Having served in Uganda for four years, Malac will late this month leave the country as US Ambassador but also retire to private work after spending 39 years doing US public service, mainly in Africa.
Speaking at her last press briefing on Thursday, Malac said the long stay in power and failure to have a peaceful transition will at one time lead to problems for the country.
“If you look at history, governments and regimes that stay in power for a long time and don’t plan for what comes next will often end badly,”Malac said.
“It is a separate issue of when the transition will have to come and it’s a conversation that Ugandans have to hold but a transition will happen at some point.
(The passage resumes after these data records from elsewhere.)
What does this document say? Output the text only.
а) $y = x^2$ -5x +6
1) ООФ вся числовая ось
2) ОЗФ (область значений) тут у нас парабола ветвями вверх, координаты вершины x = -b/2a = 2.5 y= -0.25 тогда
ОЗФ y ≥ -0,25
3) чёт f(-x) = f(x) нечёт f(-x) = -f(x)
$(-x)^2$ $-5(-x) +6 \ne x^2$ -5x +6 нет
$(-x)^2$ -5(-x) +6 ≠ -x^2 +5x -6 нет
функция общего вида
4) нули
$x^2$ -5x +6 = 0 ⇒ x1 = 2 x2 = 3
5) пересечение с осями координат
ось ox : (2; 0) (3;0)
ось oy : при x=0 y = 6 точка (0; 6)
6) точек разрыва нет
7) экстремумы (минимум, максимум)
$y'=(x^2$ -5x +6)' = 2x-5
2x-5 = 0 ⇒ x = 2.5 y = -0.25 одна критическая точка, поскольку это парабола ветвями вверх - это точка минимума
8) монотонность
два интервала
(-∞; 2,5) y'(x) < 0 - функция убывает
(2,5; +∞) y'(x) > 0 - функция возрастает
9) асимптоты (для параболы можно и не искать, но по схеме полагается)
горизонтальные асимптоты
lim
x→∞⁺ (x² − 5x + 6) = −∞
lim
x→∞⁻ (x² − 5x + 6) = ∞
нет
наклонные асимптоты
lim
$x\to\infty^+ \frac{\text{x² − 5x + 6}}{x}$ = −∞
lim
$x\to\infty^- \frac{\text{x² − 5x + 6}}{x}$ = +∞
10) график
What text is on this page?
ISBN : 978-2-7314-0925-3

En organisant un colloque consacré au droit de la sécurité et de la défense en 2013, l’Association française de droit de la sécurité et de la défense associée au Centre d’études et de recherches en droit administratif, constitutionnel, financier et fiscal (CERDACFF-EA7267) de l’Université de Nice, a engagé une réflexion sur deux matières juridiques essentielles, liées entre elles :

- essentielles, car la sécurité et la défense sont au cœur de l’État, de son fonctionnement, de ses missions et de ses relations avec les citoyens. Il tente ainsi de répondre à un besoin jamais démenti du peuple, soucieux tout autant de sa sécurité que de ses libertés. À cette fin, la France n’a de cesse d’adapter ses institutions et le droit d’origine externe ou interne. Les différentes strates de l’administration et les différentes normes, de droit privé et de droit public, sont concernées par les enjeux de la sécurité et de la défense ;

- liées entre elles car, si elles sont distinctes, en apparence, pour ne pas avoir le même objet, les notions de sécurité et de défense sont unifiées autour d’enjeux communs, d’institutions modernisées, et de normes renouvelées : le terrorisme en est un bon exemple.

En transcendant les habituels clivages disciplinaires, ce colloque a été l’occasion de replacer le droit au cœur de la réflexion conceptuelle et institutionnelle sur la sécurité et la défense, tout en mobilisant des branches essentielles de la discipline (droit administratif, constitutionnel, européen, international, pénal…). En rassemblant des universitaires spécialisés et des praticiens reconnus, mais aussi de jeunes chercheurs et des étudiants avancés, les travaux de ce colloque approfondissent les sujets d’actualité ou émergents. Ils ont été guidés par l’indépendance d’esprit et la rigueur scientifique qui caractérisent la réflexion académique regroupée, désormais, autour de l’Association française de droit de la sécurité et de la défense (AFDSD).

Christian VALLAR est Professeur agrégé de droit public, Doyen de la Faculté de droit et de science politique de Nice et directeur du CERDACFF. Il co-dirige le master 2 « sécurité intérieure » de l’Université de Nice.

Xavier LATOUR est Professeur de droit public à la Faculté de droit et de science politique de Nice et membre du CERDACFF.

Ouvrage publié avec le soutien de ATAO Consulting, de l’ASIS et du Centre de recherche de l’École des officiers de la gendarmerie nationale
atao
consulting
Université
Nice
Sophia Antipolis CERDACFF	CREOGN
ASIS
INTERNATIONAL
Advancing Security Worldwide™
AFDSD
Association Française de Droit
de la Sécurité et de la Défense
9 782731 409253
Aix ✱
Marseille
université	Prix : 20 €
However, the failure to think about it and live as if it is not necessary creates frustration and concern among the population.”
President Museveni has always insisted that Ugandans will decide who their next leader will be or when to have the transition of power.
“The people of Uganda will select who (to be their next leader) according to the problem they are facing and needs to be solved. The people who have been electing me will follow our constitution. We follow the constitution and it is the will of the people,”Museveni said while speaking to Al Jazeera in 2017.
“It is the people of Uganda to choose the one they want.”
Speaking on Thursday, Malac however said because Uganda has never had a peaceful transition of power since independence people have a number of concerns over the same.
“I know it becomes difficult in countries like Uganda to talk about succession and transition and not sound political in the sense that you must be against or for a particular group but the issue is figuring out the other voices so they are heard and issues discussed,” she said.
The outgoing US Ambassador who has been in Uganda for four years, has been very vocal on issues of human rights and democracy and has on several occasions been accused of interfering in local politics after being viewed as being pro-opposition but speaking about the same, she said she does not care about what many think of her.
“When you are in the public eye, you know not everyone is going to like you but one thing that I have tried to do throughout my career not only in Uganda but wherever I have been is being true to the values of the US and ensure to be true to the foreign policy and national interests of my country,” Malac said.
“I have always been candid and straight forward because we have to be frank with our partners. I don’t know how to do my job in any other way. People are entitled to their opinions but they have to know that in some instances it is not personal.”
However, when contacted for a comment, the deputy government spokesperson, Col. Shaban Bantaliza didn’t mince his words as he took a swipe at Malac for poking her nose into the country’s affairs.
“Let her be reminded that she doesn’t know our history, that from April 11, 1979 to December 10, 1980, which is a period of only two years, we got four presidents. How much did Uganda change in those years? She can start from there and speak about what she knows better about us,” Col.Bantariza said in reference to presidents Prof. Yusuf Lule, Godfrey Binaisa, Paulo Muwanga and Apollo Milton Obote II.
The deputy government spokesperson said the West should not always dictate what to be done by Uganda.
“We know Uganda better and those dictates of people who don’t know where we have come from, where we are and where we are going should be reserved for themselves.”